DESSUS, DESSOUS, DEDANS (prologue, v. 83 ; pièce, v. 5, 83, 148, 474, 502, 572, 740, 868, 906, 943, 947, 985, 1026, 1053, 1199, 1252, 1482, 1564, 1579, 1617, 1643 ; stances, v. 14) : Vaugelas condamne l’emploi, qu’il constate courant, et en prose et en vers, de prépositions composées (dessus, dessous, dedans, dehors) à la place des simples correspondantes (sur, sous, dans, hors). « Je dis que ce n’est pas escrire purement, que d’en user ainsi, et qu’il faut toujours dire, sur la table, sous la table, dans la maison, et hors la ville, ou hors de la ville; car tous deux sont bons, et non pas dessus la table, dessous la table, etc.On le permet pourtant aux Poëtes, pour la commodité des vers, où une syllabe de plus ou de moins est de grand service; Mais en prose, tous ceux qui ont quelque soin de la pureté du langage, ne diront jamais, dessus une table, ny dessous une table; non plus que dedans la maison, ou dehors la maison. Il semble que ces composés soient plustost adverbes que prepositions; car leur grand usage est à la fin des periodes, sans rien regir aprés eux, puis qu’ils terminent la période et le sens »361. Vaugelas donne trois exceptions bien précises (qui ne concernent pas les emplois ici notés) avant de conclure : « Ces cas exceptez, il ne faut jamais employer ces composez, que comme adverbes, et se faut servir des autres, comme de prepositions. » (op. cit., p. 124-126). Richelet et le Dictionnaire de l’Académie françoise (première édition, 1694) suivent strictement Vaugelas362 ; Furetière, lui, ne semble pas en tenir compte (voir notamment les articles « dessus » et « dessous »). Remarquons que l’emploi des formes composées est ici exclusivement prépositionnel. Certes, les formes simples sont 6, 5363 fois plus employées, mais les 23 occurrences de composées sont un fait significatif qui nous semble témoigner qu’il s’agit là d’une affaire d’usage de l’auteur ou de style plus que de syllabe.

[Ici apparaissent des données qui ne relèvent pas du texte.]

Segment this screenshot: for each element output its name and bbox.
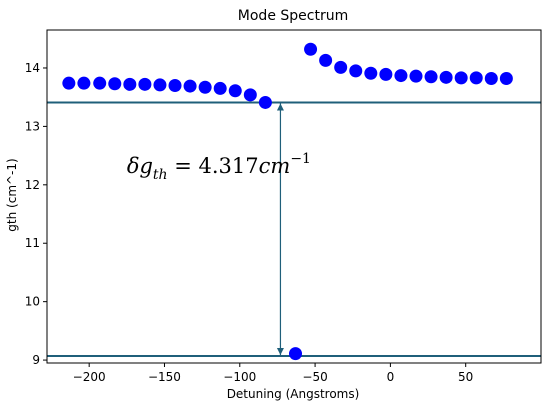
data-point [469, 71, 483, 85]
data-point [213, 81, 227, 95]
data-point [484, 71, 498, 85]
data-point [183, 79, 197, 93]
annotation-subscript: th [153, 167, 168, 183]
data-point [304, 42, 318, 56]
data-point [153, 78, 167, 92]
y-axis-ticks: 9 10 11 12 13 14 [25, 61, 47, 367]
x-tick-label: 50 [458, 370, 473, 384]
y-tick-label: 13 [25, 119, 40, 133]
data-point [258, 95, 272, 109]
data-point [439, 70, 453, 84]
data-point [289, 347, 303, 361]
x-tick-label: −200 [73, 370, 106, 384]
data-point [424, 70, 438, 84]
annotation-prefix: δg [127, 154, 153, 178]
y-axis-label: gth (cm^-1) [5, 158, 19, 231]
data-points [62, 42, 513, 361]
y-tick-label: 9 [32, 353, 40, 367]
x-tick-label: −100 [223, 370, 256, 384]
data-point [409, 69, 423, 83]
x-tick-label: −50 [302, 370, 327, 384]
data-point [379, 67, 393, 81]
data-point [228, 84, 242, 98]
threshold-gap-annotation: δgth = 4.317cm−1 [127, 151, 311, 183]
arrow-head-down [276, 347, 284, 355]
annotation-superscript: −1 [290, 151, 311, 167]
arrow-head-up [276, 103, 284, 111]
annotation-value: = 4.317 [168, 154, 259, 178]
data-point [123, 77, 137, 91]
x-tick-label: −150 [148, 370, 181, 384]
data-point [62, 76, 76, 90]
data-point [198, 80, 212, 94]
data-point [93, 76, 107, 90]
data-point [108, 77, 122, 91]
data-point [364, 66, 378, 80]
x-axis-label: Detuning (Angstroms) [227, 387, 360, 401]
data-point [499, 71, 513, 85]
data-point [77, 76, 91, 90]
data-point [243, 88, 257, 102]
data-point [349, 64, 363, 78]
y-tick-label: 12 [25, 178, 40, 192]
chart-title: Mode Spectrum [238, 8, 348, 24]
horizontal-lines [47, 101, 541, 357]
threshold-gap-arrow [276, 103, 284, 355]
data-point [334, 60, 348, 74]
y-tick-label: 14 [25, 61, 40, 75]
plot-frame [46, 29, 542, 364]
annotation-unit: cm [259, 154, 291, 178]
x-axis-ticks: −200 −150 −100 −50 0 50 [73, 363, 473, 384]
data-point [168, 79, 182, 92]
data-point [319, 53, 333, 67]
data-point [394, 69, 408, 83]
x-tick-label: 0 [387, 370, 395, 384]
data-point [138, 77, 152, 91]
plot-area [46, 29, 542, 364]
y-tick-label: 10 [25, 295, 40, 309]
data-point [454, 71, 468, 85]
y-tick-label: 11 [25, 236, 40, 250]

AUPARAVANT DE (v. 1460) : « L’emploi de l’adv. auparavant comme prép., synon. de avant fréq. dans l’anc. lang. a été condamné par Vaugelas. Toutefois quelques ex. apparaissent encore dans l’usage vieilli, dial. ou arg. » (TLFi). Vaugelas, dans la remarque correspondante, décrit l’usage prépositionnel qu’il condamne comme étant « d’ordinaire avec les pronoms personnels » ; il ne donne pas d’exemple de la locution prépositive auparavant de suivie de l’infinitif, mais il ne faut pas douter qu’il eût également mis sur ce point notre auteur au rang de « ceux qui n’ont nul soin de la pureté du langage » (Vaugelas, op. cit., p. 475). Le Dictionnaire de l’Académie françoise (première édition, 1694) n’indique que l’emploi adverbial, là où Furetière ne tient pas compte de la remarque de Vaugelas. Furetière donne même un exemple d’emploi prépositionnel devant un nom (« Vous demandez cela auparavant le temps. »), alors que Vaugelas notait : « devant les noms, je n’ai jamais remarqué qu’ils le facent ».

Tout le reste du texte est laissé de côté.